Reich was unclear as to how to proceed. First he tried the Freud/ Breuer technique of hypnosis but found that her resistances were too great—she reacted to any hypnotic suggestion with further whooping. Then he took a more aggressive approach, which he called the “palimnestic method,” borrowed from a psychoanalyst named Kohlstamm, which involved giving the patient specific dream assignments so that she or he would report back the results (if any) at the next analytic hour. Again we see Reich deciding to intervene directly into the analysand’s resistances to frustrate the passive/aggressive behavior of the unconscious. Thi
s proved to be a very successful approach for him and dramatically shortened the course of therapy, but at the same time it risked neglecting the teleological dimension of the drive for meaning that unfolds after the emotional armor is reconfigured. But Reich was always a pragmatist who took neurotic and psychotic suffering seriously. Because the unconscious would use everything in its arsenal to thwart the process, the energetic flow of repression to symptom and back again had to be rooted out by the most direct means possible.

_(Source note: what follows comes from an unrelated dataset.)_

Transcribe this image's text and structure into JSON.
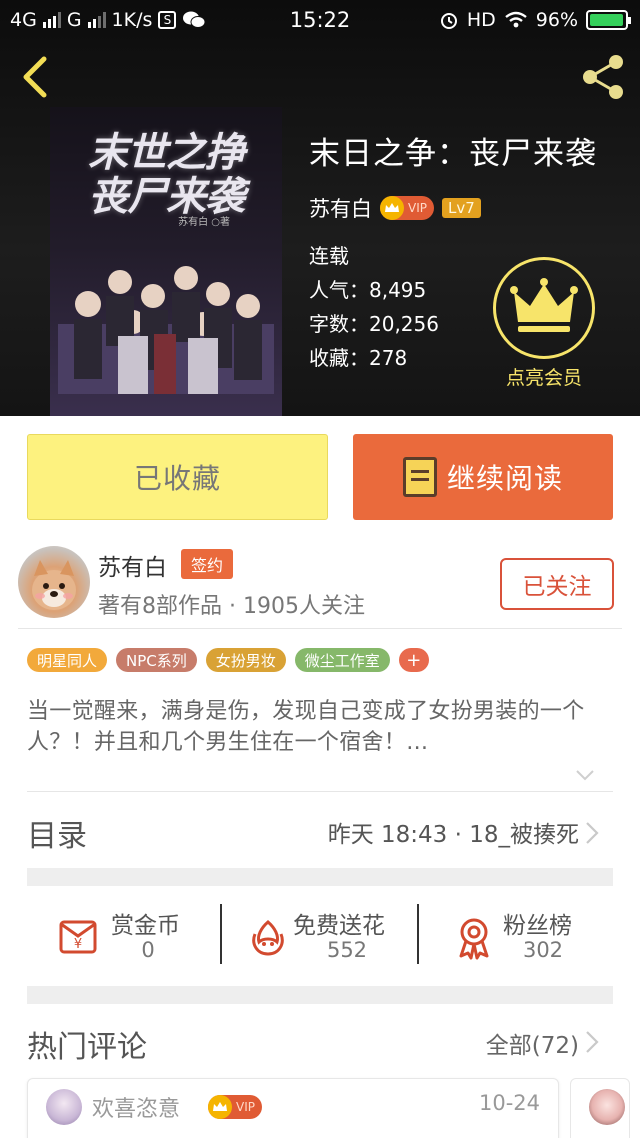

This formula of “repression to symptom and back again” is tricky, however, because the symptom (projected onto a cathected object) must change if the first object/symptom is found out by the analysand. Reich gives a wonderfully clear presentation of the psychoanalytic wisdom on this point:
Unreleased impulses seek escape in a symptom and, if one channel is blocked, will search for another. Proof of this can be found in all psychotherapeutic treatment of symptoms; if a regnant symptom is eliminated through suggestion, another will take its place, either immediately or somewhat later, according to the strength of the rapport with the physician.61
Symptom analysis is neither a necessary nor a sufficient condition for successful therapy, although it may have some strategic value in the short run, especially insofar as it helps the analyst gain access to the inner workings of the analysand’s psyche. But Reich (unlike Jung) always held to the absolute necessity of the transference, the “strength of the rapport with the physician.” He insisted that this rapport made psychoanalysis superior to all other forms of therapy, because it compelled the unconscious to become fully engaged by forcing it to reenact the Oedipal struggle, the castration complex, and its various erotic fixations. Finally, it compelled the unconscious to give some priority to the reality principle.